The n-Category Café

Hmm, I don’t know about that. Does your category satisfy the hypotheses of the theorem in section 5 of my talk? (The slides aren’t currently accessible online, as our IT staff are doing some maintenance work, but they should reappear soon.)

On another eventual-image point, I’ve just discovered (courtesy of Vidit Nanda) a highly relevant paper:

Marian Mrozek, Normal functors and retractors in categories of endomorphisms. Universitatis Iagellonicae Acta Mathematica 29 (1992), 181–198.

It’s detailed enough that I’m not immediately able to grasp the main point, but clearly it has a great deal in common with my work on this. I should spend some time with it. Maybe it would also be useful for your purposes, Rod?

Thanks very much. I don’t know whether most “public” talks are like this, but what was predicted to happen at mine and what actually did happen was that many of the audience had some university connection. Quite a few colleagues from my department came, some maths undergraduates, some students from computer science, some people from ecology, and so on. I don’t know what the overall balance was, but my impression was that at most half of them were genuine public, if you see what I mean.

As for entropy: for readers too lazy to click, I was using the quantity

$$D(p) = 1/p_1^{p_1} p_2^{p_2} \cdots p_n^{p_n},$$

where $p = (p_1, \ldots, p_n)$ is a probability distribution. This is the exponential of Shannon entropy,

$$H(p) = -\sum_{i = 1}^n p_i \log(p_i).$$

Whereas $D(p)$ ranges between $1$ and $n$, the genuine Shannon entropy $H(p)$ ranges between $0$ and $\log(n)$. (Here “exponential” and “log” can be to any base you like; it doesn’t matter.)

A reason to preferr $D(p)$ over $H(p)$ is that it’s an effective number. This means that if you have a population of $n$ equally abundant species, $p = (1/n, \ldots, 1/n)$, then the quantity assigned to it is $n$. If you’re trying to measure diversity (and this is what $D$ stands for), that’s important.

To explain why, I’ll steal an example from Lou Jost. Suppose a continent contains a million species of plant, all equally abundant. A meteor strikes and wipes out 99% of the species entirely, leaving the other 1% untouched. The diversity $D(p)$ drops by 99%, as you’d expect. But the Shannon entropy drops by only 33%.

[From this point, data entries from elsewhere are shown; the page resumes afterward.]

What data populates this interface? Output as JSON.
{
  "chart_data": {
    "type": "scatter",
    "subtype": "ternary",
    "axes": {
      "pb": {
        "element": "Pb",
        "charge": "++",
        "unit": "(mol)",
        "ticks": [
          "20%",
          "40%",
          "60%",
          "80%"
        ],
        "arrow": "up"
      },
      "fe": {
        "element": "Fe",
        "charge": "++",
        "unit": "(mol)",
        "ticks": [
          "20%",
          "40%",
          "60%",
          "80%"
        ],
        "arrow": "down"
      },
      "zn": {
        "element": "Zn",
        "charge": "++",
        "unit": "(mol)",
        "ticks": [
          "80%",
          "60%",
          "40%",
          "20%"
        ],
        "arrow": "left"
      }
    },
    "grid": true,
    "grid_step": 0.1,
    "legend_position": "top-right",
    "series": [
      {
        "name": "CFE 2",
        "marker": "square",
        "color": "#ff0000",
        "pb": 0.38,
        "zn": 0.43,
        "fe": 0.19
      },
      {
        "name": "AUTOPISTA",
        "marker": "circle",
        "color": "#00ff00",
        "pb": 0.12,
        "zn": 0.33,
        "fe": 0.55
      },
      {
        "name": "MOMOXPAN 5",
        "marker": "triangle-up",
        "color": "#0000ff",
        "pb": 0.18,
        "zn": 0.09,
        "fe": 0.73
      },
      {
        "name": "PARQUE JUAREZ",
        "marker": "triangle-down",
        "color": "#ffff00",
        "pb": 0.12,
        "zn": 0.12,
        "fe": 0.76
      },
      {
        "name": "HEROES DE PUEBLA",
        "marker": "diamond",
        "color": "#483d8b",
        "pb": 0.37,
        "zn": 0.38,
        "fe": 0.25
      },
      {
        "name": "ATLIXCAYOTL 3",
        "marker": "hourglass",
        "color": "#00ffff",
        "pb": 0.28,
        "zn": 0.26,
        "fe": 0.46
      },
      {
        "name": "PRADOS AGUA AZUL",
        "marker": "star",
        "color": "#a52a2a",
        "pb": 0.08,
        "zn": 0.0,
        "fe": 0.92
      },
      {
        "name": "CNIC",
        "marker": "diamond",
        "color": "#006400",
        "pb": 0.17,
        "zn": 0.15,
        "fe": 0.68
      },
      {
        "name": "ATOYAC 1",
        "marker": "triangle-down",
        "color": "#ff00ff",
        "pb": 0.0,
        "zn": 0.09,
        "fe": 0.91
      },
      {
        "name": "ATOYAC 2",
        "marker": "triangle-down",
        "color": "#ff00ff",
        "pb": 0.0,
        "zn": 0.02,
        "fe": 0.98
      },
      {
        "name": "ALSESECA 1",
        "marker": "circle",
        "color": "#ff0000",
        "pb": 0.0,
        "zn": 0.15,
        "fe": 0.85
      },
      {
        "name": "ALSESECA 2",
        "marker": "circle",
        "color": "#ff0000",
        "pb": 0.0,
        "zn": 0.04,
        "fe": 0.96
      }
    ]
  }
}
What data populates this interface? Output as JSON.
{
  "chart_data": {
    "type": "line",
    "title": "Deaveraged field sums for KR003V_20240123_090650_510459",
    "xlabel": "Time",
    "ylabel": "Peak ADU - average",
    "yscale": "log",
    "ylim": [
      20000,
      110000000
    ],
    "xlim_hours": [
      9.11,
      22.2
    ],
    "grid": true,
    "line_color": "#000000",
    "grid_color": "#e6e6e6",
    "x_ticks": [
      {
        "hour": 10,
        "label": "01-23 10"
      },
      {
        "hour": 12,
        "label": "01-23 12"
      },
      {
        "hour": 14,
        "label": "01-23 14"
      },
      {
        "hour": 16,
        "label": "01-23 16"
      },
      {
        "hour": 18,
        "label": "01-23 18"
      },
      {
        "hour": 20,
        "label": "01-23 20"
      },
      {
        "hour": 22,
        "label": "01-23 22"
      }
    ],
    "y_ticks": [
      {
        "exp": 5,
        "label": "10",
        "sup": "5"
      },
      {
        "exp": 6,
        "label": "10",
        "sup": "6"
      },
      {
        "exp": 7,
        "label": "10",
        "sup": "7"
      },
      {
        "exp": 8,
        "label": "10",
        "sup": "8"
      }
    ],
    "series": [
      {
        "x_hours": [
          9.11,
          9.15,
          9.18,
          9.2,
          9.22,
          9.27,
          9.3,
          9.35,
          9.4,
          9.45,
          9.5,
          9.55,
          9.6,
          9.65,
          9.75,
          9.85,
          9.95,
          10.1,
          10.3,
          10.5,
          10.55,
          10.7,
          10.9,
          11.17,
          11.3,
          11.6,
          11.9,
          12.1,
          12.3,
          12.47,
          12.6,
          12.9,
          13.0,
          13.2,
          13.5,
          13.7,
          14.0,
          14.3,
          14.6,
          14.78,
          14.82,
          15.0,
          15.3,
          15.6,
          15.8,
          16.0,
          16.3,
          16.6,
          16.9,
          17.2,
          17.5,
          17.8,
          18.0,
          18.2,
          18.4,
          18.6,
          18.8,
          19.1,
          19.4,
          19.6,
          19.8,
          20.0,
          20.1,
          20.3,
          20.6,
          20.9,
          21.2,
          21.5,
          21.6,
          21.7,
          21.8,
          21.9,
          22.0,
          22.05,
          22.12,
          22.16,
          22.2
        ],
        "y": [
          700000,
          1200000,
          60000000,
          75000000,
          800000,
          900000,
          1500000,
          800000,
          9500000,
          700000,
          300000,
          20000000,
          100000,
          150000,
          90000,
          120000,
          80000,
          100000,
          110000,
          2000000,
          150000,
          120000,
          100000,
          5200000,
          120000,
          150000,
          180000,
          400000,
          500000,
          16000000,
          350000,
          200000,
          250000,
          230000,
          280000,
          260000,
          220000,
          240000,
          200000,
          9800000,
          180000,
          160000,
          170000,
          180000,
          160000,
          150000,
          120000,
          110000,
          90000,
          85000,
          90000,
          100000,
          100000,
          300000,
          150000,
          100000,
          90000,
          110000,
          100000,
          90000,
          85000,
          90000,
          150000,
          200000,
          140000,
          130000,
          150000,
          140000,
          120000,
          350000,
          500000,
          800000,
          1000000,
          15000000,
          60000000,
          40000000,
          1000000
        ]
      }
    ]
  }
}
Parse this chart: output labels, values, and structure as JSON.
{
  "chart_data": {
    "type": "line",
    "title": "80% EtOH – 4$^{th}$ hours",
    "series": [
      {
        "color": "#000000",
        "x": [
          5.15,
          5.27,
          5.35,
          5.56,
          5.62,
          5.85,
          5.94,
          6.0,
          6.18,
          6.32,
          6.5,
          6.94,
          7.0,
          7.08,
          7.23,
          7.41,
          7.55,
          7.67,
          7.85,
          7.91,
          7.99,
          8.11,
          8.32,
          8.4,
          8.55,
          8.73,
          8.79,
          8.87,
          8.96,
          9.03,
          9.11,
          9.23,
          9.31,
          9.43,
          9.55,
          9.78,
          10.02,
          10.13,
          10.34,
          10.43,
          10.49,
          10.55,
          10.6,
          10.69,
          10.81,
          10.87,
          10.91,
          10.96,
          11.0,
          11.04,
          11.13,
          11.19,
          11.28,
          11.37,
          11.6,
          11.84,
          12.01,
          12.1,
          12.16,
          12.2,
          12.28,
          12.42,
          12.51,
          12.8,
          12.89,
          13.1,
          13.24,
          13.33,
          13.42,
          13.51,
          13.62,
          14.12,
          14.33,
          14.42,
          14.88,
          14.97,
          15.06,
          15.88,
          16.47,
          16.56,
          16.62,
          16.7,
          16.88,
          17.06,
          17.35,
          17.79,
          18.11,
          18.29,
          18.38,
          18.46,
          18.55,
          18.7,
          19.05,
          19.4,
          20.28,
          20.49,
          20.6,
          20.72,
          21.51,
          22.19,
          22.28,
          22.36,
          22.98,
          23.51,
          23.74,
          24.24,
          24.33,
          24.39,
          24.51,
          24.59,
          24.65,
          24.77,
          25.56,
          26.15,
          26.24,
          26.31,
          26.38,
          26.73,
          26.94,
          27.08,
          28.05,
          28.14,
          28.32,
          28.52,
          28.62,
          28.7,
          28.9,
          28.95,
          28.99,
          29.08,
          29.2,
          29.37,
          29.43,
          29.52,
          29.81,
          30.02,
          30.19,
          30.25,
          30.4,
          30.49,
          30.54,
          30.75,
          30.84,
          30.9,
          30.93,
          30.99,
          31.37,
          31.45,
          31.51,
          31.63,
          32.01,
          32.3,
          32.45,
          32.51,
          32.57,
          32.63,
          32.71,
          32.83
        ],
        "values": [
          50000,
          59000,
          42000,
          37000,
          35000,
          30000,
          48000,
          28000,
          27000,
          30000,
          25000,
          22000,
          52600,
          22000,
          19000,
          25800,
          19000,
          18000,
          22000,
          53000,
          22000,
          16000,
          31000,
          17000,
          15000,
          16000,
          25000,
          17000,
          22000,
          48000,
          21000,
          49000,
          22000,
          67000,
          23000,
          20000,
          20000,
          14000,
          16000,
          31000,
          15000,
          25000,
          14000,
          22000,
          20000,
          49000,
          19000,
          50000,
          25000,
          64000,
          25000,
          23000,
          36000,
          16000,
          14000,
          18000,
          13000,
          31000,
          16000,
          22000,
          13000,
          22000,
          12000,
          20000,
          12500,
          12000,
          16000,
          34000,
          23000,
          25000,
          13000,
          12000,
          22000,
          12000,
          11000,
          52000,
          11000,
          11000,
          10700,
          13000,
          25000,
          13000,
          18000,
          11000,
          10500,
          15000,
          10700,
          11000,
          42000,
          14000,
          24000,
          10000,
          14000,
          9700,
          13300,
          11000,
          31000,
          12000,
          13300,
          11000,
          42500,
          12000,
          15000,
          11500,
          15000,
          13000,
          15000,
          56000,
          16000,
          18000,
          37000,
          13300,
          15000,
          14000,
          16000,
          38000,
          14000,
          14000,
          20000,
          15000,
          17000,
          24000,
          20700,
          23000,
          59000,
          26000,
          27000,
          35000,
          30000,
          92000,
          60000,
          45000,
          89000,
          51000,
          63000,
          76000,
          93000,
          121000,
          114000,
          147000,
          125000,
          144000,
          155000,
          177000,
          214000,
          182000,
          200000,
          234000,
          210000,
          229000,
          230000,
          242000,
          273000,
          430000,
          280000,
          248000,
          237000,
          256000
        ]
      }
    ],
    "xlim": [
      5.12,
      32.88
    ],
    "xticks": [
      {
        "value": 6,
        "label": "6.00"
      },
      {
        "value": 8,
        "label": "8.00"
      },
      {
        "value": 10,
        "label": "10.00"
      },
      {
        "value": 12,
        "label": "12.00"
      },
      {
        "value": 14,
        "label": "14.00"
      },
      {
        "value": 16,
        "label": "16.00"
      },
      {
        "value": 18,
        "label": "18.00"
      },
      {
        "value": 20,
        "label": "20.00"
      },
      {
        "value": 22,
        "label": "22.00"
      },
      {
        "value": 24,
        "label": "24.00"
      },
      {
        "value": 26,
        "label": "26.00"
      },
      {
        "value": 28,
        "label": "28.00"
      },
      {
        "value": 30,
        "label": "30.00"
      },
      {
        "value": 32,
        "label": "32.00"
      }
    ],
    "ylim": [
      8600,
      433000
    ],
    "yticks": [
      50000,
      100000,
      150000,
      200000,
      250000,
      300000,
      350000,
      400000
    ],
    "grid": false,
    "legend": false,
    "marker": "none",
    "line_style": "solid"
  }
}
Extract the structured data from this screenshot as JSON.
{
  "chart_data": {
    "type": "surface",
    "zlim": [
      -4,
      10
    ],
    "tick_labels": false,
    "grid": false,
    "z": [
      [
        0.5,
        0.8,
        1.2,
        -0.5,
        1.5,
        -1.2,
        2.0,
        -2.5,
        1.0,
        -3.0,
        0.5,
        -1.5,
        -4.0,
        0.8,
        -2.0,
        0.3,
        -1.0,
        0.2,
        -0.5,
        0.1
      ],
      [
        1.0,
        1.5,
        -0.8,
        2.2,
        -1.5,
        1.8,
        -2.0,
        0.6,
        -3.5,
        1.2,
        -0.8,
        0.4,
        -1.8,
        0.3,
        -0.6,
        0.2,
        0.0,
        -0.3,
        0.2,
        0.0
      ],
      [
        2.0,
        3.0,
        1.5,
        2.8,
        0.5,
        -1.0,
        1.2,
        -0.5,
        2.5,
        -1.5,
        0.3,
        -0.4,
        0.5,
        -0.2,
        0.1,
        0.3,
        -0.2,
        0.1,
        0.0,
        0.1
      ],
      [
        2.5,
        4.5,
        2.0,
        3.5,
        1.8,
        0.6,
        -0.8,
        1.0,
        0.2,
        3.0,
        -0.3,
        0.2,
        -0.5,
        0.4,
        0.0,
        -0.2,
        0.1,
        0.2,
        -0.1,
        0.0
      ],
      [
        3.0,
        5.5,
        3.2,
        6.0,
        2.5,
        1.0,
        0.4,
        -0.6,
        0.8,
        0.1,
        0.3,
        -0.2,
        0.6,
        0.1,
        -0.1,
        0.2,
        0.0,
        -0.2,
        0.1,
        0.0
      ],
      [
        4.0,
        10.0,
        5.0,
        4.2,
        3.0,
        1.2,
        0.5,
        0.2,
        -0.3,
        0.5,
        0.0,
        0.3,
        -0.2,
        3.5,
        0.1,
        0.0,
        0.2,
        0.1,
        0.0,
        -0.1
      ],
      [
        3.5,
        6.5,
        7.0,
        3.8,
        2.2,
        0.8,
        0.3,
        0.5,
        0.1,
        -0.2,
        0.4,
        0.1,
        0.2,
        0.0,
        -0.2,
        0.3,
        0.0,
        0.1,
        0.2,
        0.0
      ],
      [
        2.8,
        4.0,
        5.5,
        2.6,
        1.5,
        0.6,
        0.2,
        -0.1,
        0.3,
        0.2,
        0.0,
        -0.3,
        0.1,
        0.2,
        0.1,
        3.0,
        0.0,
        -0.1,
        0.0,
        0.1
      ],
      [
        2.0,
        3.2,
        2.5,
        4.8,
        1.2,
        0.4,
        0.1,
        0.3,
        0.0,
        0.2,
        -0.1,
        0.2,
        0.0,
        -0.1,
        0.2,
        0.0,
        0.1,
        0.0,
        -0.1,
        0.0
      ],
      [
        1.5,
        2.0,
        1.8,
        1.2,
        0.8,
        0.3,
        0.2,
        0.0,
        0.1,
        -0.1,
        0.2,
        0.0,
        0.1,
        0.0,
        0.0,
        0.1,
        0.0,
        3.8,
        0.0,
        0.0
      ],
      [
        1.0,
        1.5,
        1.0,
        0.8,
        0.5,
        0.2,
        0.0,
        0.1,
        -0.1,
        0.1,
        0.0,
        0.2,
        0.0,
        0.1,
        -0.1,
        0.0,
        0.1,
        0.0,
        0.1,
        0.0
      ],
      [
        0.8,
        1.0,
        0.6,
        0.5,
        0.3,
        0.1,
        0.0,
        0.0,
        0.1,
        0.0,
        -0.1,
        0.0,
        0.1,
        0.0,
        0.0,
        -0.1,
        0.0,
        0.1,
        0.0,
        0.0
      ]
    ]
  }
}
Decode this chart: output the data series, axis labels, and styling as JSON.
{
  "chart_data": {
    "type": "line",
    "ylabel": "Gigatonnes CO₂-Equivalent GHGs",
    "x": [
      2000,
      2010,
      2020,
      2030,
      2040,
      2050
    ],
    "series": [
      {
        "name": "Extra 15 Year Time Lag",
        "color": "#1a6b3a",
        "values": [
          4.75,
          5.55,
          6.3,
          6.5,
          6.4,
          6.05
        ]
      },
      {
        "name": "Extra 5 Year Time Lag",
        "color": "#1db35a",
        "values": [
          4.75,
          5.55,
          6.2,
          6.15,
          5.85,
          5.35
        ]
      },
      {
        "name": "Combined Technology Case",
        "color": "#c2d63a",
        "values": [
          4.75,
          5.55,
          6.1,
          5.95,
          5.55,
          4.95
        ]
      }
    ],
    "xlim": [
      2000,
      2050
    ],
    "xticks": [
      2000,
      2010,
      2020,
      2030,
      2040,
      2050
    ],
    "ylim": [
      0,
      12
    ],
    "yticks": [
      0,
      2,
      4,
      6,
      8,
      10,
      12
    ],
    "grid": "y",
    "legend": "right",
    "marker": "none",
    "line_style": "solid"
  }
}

So percentage changes of Shannon entropy aren’t useful or meaningful, because it’s not an effective number. But when you do have an effective number, such as $D$, you can reasonably interpret a conclusion such as “for this population, $D(p) = 12.2$” to mean “our community is about as diverse as a population of 12 equally abundant species”, or more briefly “we’ve effectively got 12 species”.